Q: The declining cost of computer technology has made ________ a reality. A. brick and mortar banking B. commercial banking C. virtual banking D. investment banking

Q: Automated teller machines A. are more costly to use than human tellers, so banks discourage their use by charging more for use of ATMs. B. cost about the same to use as human tellers in banks, so banks discourage their use by charging more for use of ATMs. C. cost less than human tellers, so banks may encourage their use by charging less for using ATMs. D. cost nothing to use, so banks provide their services free of charge.

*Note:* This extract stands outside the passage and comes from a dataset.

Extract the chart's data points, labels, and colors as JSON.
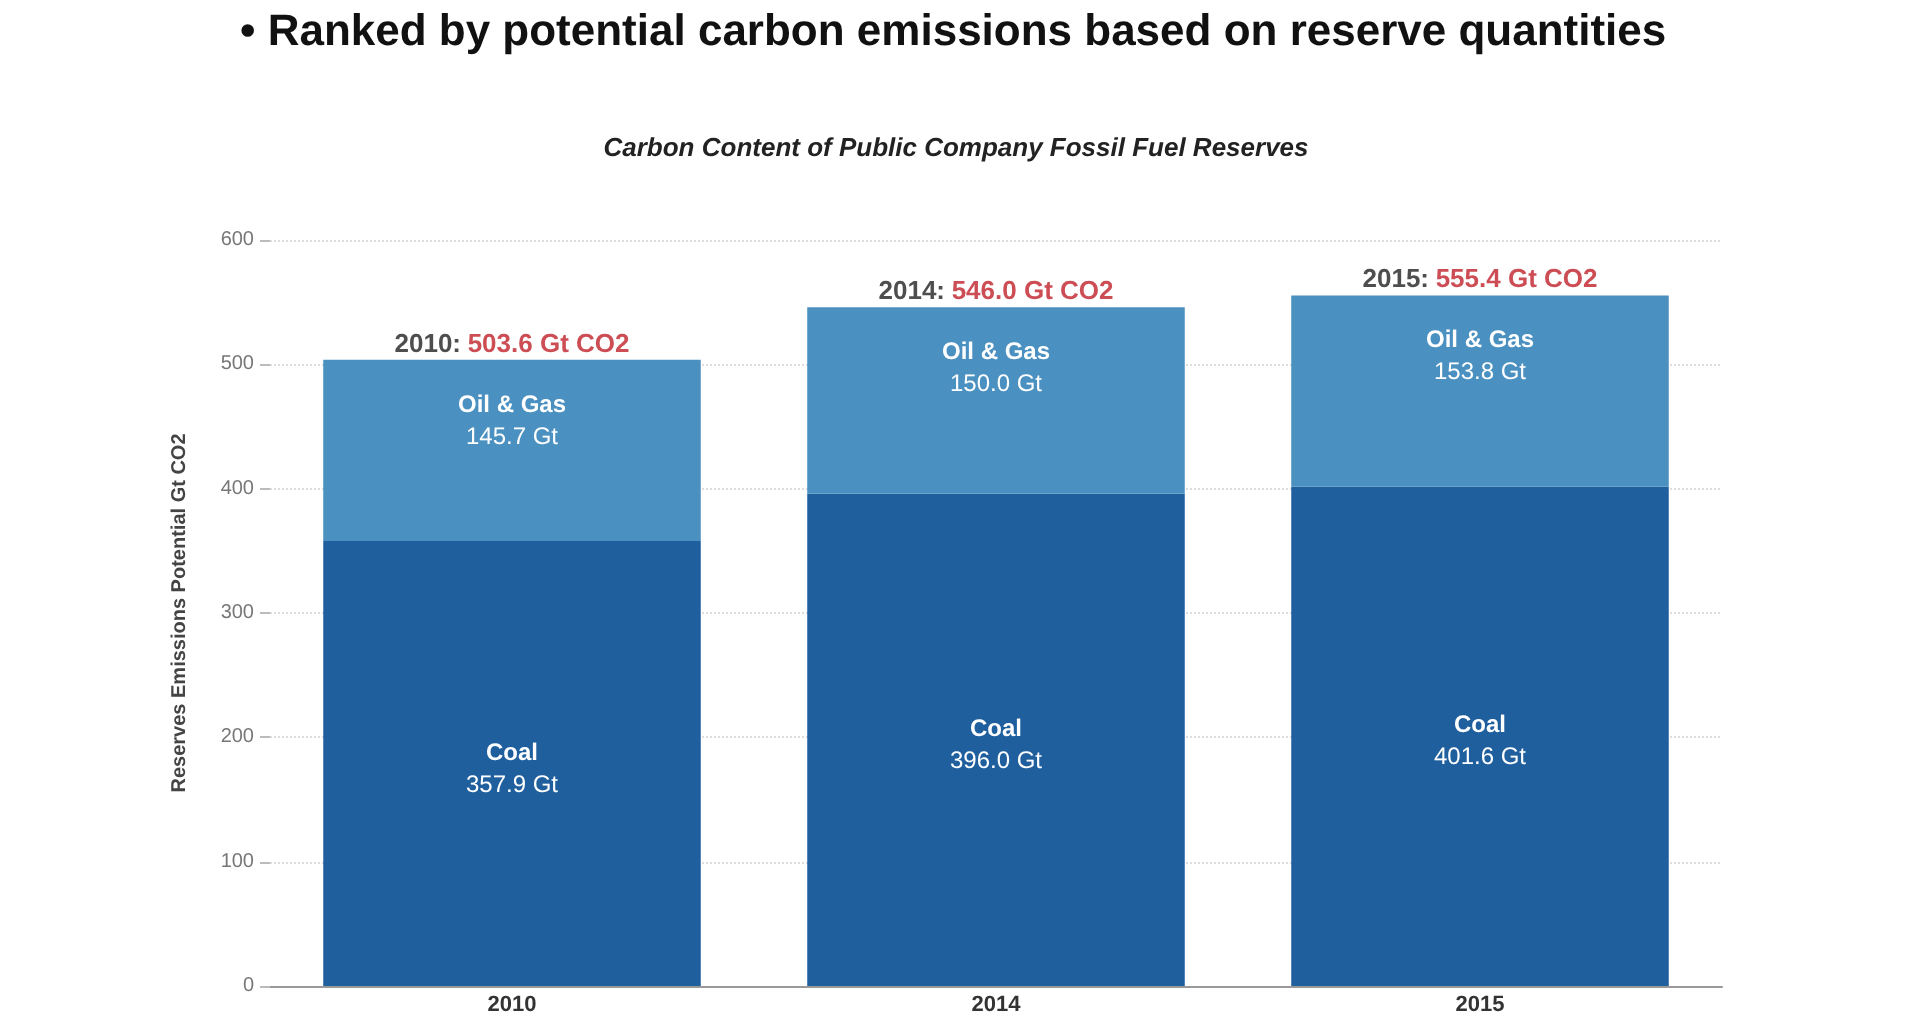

Q: A debit card differs from a credit card in thatA. a debit card is a loan while for a credit card purchase, payment is made immediately.B. a debit card is a long-term loan while a credit card is a short-term loan.C. a credit card is a loan while for a debit card purchase, payment is made immediately.D. a credit card is a long-term loan while a debit card is a short-term loan.

Q: The entry of AT&T and GM into the credit card business is an indication of A. government's efforts to deregulate the provision of financial services. B. the rising profitability of credit card operations. C. the reduction in costs of credit card operations since 1990. D. the sale of unprofitable operations by Bank of America and Citicorp.

Q: A firm issuing credit cards earns income from A. loans it makes to credit card holders. B. subsidies from the local governments. C. payments made to it by manufacturers of the products sold in stores on credit card purchases. D. sales of the card in foreign countries.

Q: Credit cards date back to A. prior to the second World War. B. just after the second World War. C. the early 1950s. D. the late 1950s.